Mid-Pleistocene Transition

The Mid-Pleistocene Transition (MPT), also known as the Mid-Pleistocene Revolution (MPR), marks a major shift in how glacial cycles behaved during the Quaternary glaciations. This change occurred over about 550,000 years, from roughly 1.25 million years ago until around 0.7 million years ago, during the Pleistocene epoch.

During this time, the glacial cycles, which are the regular patterns of ice ages and warmer periods, changed from having a cycle of about 41,000 years to a longer cycle of roughly 100,000 years. This shift had a big impact on Earth's climate and the way glaciers grew and shrank over time.

Scientists study this transition to better understand how Earth's climate has changed in the past, which helps them predict future climate patterns. The Mid-Pleistocene Transition is an important part of learning about how our planet's climate works and how it might change in the future.

Background

Before the Mid-Pleistocene Transition, Earth's glacial cycles followed a pattern that repeated every 41,000 years. During this time, ice sheets were thinner and changed more easily with the Earth's natural climate shifts, known as Milankovitch forcing.

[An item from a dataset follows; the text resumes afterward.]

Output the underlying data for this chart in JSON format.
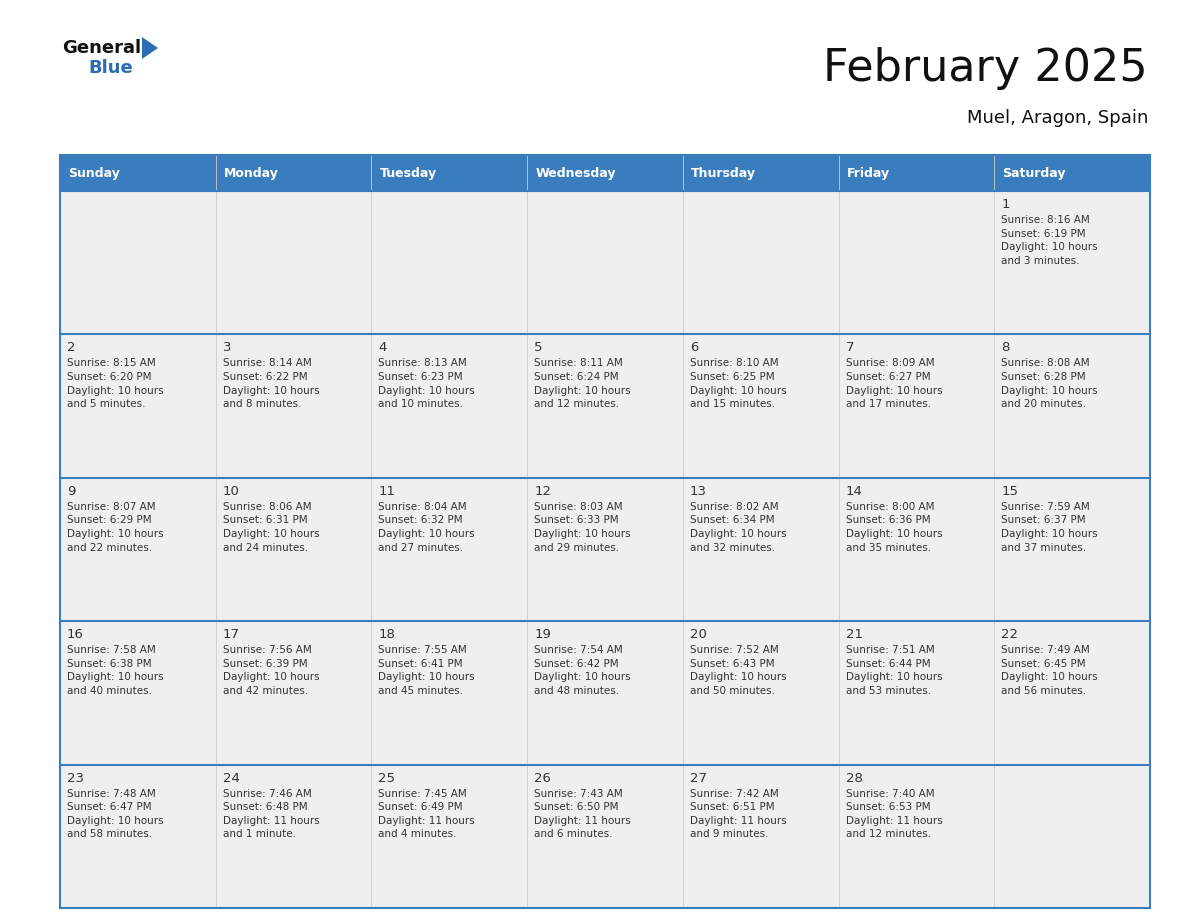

After the transition, which happened around 1.25 million to 0.7 million years ago, the cycles changed. They became longer, about 100,000 years on average, and ice sheets grew thicker. This made the ice sheets less active and led to bigger changes in the climate between cold glacial periods and warm interglacial periods.

Regional effects

The Mid-Pleistocene Transition affected many parts of the world in different ways. In Alaska, it led to loss of ice in the Saint Elias Mountains. In Europe, some animal species disappeared, and grasslands became more common in places like the Mediterranean. In Asia, the climate became drier, especially in western areas, and grasslands grew larger while forests shrank.

In Africa, the climate began to change more clearly between warm and cool periods. In Australia, big sand dunes formed, which helped create the Great Barrier Reef by reducing sediment flow to the ocean. The Arctic Ocean also saw changes in tiny sea creatures.

Modeling and explanation

Scientists have long tried to understand the Mid-Pleistocene Transition. Today, computer models help explain it. These models show that lower amounts of atmospheric carbon dioxide and the removal of certain surface materials, called regoliths, played key roles. Regoliths can make ice move more easily, affecting how thick ice sheets become.

Studies also suggest that changes in the Atlantic Ocean’s ability to store carbon and shifts in Earth’s tilt may have influenced the transition. These factors helped change the patterns of ice ages over hundreds of thousands of years.